As I developed DailyBreath, I reviewed daily articles regarding allergy and asthma, a result of Google search findings. In July 2017, I came across a story about a tragedy that was the result of an asthma attack. A young girl, 15, on vacation with her family, suffered a severe attack after a fun day at an amusement park, an annual summer trip, and then an evening visit to the hotel pool. Circumstances like this for most of the population are not dangerous, but for an asthmatic, exposure triggers can be anywhere and everywhere.
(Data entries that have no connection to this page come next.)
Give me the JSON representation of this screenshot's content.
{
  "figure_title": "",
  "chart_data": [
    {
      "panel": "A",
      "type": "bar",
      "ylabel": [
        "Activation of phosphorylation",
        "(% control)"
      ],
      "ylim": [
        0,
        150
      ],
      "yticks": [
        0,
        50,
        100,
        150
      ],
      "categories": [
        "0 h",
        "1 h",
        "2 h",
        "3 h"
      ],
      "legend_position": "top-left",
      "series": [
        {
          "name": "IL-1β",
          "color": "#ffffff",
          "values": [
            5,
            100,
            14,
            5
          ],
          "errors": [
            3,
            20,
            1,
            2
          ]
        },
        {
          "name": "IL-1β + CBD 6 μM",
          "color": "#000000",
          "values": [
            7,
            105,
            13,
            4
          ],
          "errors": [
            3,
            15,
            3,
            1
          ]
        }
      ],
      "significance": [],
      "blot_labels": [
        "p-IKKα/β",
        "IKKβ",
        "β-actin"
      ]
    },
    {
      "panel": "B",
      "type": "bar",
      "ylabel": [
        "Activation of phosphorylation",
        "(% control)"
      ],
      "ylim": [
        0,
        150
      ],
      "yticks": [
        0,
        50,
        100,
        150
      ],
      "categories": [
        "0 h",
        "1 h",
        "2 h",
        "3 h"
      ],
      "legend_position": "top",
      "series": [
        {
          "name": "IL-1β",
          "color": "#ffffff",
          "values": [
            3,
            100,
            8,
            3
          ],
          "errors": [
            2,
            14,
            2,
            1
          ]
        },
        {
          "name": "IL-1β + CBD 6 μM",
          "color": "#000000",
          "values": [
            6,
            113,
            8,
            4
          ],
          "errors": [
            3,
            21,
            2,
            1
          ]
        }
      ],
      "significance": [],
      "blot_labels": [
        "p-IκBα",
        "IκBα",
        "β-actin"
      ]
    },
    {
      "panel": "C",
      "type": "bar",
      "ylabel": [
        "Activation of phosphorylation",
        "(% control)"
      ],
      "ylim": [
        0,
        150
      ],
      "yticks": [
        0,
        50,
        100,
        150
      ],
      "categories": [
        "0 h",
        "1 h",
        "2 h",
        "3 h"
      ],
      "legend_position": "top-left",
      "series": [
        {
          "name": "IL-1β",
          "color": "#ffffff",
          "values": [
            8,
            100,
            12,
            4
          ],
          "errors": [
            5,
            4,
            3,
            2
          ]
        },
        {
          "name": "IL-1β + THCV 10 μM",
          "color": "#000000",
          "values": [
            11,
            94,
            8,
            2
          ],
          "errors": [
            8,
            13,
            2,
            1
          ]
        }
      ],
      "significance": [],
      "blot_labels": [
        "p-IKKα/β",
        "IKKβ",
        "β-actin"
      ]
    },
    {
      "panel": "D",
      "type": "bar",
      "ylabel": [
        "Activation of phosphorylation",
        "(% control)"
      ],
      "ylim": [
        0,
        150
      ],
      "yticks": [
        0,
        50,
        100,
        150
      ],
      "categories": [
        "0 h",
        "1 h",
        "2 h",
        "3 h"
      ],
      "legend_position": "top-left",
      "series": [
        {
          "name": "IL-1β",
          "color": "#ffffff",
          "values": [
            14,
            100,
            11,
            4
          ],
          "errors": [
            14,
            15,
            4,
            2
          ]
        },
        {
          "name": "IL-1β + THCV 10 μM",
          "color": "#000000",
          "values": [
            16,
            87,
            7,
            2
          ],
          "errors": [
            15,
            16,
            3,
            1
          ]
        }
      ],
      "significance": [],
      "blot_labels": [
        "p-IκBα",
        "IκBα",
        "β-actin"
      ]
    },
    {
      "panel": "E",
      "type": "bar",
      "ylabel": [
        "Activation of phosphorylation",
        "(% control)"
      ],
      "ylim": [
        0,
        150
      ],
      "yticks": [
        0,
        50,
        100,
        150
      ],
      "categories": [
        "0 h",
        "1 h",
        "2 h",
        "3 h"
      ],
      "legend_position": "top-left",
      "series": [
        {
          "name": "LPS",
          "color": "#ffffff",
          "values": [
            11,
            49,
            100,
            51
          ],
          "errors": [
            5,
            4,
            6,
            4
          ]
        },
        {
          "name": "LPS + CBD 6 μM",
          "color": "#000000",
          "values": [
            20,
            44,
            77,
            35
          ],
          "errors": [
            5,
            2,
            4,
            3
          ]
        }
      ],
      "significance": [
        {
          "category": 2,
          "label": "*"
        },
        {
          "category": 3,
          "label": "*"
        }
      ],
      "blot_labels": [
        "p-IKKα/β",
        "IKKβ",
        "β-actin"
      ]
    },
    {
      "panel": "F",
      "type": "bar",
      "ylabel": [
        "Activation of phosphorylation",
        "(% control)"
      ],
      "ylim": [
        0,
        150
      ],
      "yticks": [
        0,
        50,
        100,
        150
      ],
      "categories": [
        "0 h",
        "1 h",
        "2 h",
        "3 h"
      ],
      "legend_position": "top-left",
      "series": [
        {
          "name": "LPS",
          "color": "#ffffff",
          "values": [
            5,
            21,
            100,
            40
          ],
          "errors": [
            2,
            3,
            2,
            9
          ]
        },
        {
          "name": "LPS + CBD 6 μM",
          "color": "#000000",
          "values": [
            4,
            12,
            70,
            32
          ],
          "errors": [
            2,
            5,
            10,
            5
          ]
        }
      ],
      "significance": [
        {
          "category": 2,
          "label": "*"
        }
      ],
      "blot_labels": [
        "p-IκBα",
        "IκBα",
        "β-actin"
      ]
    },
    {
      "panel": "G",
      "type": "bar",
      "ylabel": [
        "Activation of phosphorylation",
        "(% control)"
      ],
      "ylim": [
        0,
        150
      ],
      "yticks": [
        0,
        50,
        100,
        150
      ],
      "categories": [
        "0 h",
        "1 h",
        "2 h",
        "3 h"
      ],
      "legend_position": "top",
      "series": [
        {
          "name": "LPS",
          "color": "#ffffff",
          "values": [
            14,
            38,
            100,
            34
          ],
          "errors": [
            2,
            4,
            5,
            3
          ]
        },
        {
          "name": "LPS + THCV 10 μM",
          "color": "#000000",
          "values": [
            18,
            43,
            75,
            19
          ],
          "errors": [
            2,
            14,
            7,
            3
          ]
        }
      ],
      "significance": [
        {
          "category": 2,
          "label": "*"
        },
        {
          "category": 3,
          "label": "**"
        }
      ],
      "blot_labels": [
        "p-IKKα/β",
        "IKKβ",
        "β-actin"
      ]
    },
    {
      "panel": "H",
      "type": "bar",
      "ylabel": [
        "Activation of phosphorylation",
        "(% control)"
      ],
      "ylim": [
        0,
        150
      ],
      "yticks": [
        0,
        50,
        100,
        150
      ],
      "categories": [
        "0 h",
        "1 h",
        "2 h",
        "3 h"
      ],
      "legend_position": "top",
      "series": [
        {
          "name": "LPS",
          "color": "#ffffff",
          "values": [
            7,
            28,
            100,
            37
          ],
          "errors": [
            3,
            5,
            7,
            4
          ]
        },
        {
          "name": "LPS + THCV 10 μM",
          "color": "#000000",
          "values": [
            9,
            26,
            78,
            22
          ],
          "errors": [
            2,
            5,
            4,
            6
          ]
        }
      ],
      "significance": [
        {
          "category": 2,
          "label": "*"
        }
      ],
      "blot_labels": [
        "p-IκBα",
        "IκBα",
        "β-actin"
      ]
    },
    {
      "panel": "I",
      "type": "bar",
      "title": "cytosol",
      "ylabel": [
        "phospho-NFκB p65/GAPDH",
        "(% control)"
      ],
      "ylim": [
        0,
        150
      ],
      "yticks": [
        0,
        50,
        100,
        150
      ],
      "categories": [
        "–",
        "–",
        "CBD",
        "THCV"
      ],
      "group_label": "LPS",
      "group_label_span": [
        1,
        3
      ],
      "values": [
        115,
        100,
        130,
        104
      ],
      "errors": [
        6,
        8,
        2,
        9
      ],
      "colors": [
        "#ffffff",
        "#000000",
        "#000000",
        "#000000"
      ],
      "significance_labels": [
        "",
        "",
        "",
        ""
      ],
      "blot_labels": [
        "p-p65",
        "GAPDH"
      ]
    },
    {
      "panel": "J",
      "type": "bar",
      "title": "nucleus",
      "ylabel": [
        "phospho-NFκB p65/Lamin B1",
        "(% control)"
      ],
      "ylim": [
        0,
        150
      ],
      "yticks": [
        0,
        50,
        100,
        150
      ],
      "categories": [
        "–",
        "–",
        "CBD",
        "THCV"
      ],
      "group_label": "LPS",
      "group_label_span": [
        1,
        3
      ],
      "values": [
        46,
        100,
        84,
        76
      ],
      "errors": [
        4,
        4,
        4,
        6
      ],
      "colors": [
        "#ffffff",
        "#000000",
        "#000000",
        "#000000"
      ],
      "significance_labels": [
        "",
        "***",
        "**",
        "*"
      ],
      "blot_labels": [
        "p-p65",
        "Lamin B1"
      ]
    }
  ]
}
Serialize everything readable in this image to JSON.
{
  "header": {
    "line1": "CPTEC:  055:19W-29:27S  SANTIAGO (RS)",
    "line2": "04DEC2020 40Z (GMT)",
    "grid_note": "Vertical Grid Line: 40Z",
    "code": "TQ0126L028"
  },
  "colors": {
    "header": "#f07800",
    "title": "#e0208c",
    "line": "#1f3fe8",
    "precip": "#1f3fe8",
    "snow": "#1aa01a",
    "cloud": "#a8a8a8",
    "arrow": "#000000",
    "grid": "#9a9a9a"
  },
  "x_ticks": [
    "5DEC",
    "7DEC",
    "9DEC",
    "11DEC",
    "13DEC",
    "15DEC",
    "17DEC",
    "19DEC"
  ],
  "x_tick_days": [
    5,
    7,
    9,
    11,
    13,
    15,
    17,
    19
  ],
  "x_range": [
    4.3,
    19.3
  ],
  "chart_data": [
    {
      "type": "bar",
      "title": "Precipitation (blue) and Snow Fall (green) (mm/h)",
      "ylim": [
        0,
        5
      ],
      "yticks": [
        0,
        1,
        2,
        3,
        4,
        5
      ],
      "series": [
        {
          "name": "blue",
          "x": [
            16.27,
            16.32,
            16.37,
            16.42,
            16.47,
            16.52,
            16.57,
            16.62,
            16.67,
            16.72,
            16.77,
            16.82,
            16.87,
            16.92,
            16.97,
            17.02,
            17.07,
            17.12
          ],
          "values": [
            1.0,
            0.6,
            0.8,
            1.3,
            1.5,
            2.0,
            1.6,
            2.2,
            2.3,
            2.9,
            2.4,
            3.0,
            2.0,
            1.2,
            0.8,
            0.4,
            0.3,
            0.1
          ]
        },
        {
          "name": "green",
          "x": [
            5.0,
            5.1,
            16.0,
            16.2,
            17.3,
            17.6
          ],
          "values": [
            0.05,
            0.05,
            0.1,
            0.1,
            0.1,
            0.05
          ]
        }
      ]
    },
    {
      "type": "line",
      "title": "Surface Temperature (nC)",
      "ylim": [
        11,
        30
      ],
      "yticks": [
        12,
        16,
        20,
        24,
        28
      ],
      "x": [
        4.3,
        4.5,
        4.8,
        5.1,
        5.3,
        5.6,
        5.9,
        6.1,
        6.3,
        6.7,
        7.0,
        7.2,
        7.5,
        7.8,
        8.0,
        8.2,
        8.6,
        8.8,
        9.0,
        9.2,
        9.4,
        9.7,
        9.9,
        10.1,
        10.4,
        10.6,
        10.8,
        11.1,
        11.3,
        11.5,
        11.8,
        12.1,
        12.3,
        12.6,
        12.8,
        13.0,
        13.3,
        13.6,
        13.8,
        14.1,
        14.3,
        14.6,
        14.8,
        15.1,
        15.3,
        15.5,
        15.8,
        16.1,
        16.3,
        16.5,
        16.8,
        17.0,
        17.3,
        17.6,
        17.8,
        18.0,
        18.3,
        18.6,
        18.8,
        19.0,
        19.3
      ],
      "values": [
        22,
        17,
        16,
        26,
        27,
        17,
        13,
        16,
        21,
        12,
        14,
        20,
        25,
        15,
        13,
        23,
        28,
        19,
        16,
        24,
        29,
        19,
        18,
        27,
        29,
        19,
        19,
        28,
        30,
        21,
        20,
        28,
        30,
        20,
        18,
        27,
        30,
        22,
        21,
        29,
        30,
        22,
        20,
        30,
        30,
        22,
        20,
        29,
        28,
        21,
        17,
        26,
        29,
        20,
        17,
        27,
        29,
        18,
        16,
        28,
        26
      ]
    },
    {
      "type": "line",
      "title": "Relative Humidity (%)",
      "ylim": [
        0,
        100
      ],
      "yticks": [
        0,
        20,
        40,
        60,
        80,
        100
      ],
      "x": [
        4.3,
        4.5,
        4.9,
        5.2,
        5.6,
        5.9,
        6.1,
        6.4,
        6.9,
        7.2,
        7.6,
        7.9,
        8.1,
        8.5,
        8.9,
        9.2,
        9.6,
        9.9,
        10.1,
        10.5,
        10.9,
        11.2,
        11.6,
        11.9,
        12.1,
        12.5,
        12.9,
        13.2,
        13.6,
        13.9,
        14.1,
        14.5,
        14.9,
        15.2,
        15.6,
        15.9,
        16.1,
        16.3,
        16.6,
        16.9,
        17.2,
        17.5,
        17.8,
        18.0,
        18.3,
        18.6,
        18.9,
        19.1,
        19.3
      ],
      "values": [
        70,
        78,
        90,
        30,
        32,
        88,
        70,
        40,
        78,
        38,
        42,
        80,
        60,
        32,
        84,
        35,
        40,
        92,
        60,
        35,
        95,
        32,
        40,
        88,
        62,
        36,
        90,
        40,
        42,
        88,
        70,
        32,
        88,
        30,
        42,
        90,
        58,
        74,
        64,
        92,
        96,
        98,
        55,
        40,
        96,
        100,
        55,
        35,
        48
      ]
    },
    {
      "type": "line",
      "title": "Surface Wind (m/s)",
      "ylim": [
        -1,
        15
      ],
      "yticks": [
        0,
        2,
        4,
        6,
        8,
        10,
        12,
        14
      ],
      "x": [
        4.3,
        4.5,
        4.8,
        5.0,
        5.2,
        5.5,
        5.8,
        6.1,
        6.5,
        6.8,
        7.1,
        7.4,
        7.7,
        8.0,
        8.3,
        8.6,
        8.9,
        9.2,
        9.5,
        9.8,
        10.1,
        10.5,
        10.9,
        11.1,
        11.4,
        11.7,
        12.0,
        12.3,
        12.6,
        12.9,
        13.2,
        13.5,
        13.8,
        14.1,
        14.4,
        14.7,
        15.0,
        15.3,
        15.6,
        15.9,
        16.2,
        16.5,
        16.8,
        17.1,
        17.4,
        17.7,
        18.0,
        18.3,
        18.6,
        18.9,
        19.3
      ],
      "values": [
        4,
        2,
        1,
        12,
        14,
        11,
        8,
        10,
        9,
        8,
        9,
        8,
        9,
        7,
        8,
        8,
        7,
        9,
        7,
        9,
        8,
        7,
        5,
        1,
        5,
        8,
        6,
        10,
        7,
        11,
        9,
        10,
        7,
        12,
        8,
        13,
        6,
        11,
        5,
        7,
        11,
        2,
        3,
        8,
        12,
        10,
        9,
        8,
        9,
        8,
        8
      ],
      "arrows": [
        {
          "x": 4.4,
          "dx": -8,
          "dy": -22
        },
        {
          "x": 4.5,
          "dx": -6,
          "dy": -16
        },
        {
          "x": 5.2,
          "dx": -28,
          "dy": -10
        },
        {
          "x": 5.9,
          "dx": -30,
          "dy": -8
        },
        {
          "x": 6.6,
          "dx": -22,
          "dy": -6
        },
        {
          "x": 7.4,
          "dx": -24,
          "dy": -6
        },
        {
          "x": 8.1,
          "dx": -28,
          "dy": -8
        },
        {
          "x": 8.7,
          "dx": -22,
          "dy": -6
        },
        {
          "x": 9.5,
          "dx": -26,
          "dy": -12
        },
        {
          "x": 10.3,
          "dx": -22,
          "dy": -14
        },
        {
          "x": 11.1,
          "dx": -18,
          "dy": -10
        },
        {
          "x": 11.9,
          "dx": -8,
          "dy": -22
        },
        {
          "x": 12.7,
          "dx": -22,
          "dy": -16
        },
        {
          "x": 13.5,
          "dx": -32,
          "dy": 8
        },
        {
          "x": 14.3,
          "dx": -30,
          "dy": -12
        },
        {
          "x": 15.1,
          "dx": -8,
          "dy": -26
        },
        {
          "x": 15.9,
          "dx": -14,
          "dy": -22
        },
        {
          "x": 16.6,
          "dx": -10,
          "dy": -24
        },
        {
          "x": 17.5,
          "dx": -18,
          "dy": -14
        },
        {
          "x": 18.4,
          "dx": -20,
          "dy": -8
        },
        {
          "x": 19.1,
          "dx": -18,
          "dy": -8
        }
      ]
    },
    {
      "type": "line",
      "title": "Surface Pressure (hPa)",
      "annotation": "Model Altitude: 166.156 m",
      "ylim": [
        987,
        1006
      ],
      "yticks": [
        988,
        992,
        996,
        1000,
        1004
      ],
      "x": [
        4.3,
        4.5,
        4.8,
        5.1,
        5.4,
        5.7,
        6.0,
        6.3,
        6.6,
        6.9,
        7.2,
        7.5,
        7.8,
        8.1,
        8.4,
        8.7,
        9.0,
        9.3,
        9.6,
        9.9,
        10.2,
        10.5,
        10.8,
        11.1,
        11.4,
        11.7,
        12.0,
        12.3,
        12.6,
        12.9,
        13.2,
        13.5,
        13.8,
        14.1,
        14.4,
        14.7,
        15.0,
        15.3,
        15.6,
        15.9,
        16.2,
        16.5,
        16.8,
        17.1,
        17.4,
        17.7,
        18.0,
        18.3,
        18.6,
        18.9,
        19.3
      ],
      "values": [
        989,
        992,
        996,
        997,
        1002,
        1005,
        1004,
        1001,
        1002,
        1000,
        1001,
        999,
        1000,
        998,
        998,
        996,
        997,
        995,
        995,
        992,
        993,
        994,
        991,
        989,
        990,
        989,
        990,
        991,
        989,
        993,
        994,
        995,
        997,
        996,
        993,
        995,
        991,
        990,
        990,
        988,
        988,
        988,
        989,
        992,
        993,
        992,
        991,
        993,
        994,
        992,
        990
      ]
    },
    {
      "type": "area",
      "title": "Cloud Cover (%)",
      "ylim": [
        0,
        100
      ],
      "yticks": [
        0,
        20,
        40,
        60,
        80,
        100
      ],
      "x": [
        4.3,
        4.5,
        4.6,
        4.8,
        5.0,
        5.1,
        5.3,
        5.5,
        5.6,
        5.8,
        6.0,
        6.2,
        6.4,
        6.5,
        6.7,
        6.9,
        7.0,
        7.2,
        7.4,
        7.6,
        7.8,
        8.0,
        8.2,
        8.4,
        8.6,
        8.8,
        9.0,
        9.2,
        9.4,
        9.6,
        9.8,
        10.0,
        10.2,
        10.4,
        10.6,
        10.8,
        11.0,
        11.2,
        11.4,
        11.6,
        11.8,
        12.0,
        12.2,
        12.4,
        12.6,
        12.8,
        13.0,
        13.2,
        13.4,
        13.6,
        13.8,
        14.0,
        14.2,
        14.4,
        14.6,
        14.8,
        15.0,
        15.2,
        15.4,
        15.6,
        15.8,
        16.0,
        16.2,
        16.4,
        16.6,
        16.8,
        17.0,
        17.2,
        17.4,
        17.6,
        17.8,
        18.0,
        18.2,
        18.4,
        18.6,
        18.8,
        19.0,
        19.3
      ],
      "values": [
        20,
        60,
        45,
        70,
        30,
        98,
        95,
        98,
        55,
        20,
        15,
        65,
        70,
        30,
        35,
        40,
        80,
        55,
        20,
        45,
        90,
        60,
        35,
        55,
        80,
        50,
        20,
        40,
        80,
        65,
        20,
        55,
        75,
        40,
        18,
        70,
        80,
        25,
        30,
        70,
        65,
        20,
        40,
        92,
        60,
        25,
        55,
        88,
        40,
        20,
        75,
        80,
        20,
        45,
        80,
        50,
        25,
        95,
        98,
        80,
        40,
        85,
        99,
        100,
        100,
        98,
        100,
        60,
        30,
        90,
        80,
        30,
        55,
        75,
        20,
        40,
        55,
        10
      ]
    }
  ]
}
Doctors can't pinpoint what triggered 15-year-old's asthma attack; Burke High junior remains in ICU
It is always sad when an asthma attack has such a tragic result for the patient, in this case, a teenage girl full of vitality, but even more so when the circumstances may be preventable. Such situations only reinforce why it is so critical to empower patients with technology that can track the conditions under which a flare-up occurs.
We can do better than this! Let’s stop trying to pinpoint causes after the fact and do a better job of preparing asthma patients for the exposures they ‘may’ encounter. We need to embrace the asthma education necessary to prepare a patient to live daily with this chronic condition, without accepting asthma attacks as a norm. Patients need to feel empowered as they manage and control against the worst outcomes of their condition. The key to prevention is understanding your exposure triggers based on real experiences, so that the patient and provider can be partners in avoiding these scary and costly episodes in the future.
Patients need to be sensitized to recognize when they are experiencing the earliest onset symptoms, understand the exposures, and draw on a vast knowledge base of exposure intelligence to prepare them to avoid the triggers that pose a greater risk for them. Often an acute asthma attack can be the result of an exposure hours or even days earlier. Often the patient may not even feel that their breathing has been hampered any. However, a successive trigger comes along and exacerbates the problem because it further restricts the patient’s airway and makes breathing even more difficult.
Asthma sufferers feel they are at the mercy of the weather and their environment, but as with anything, if you measure the impacts, you can manage and control the risks. Our system must do a better job of helping patients avoid negative outcomes for patients living with a chronic condition like asthma.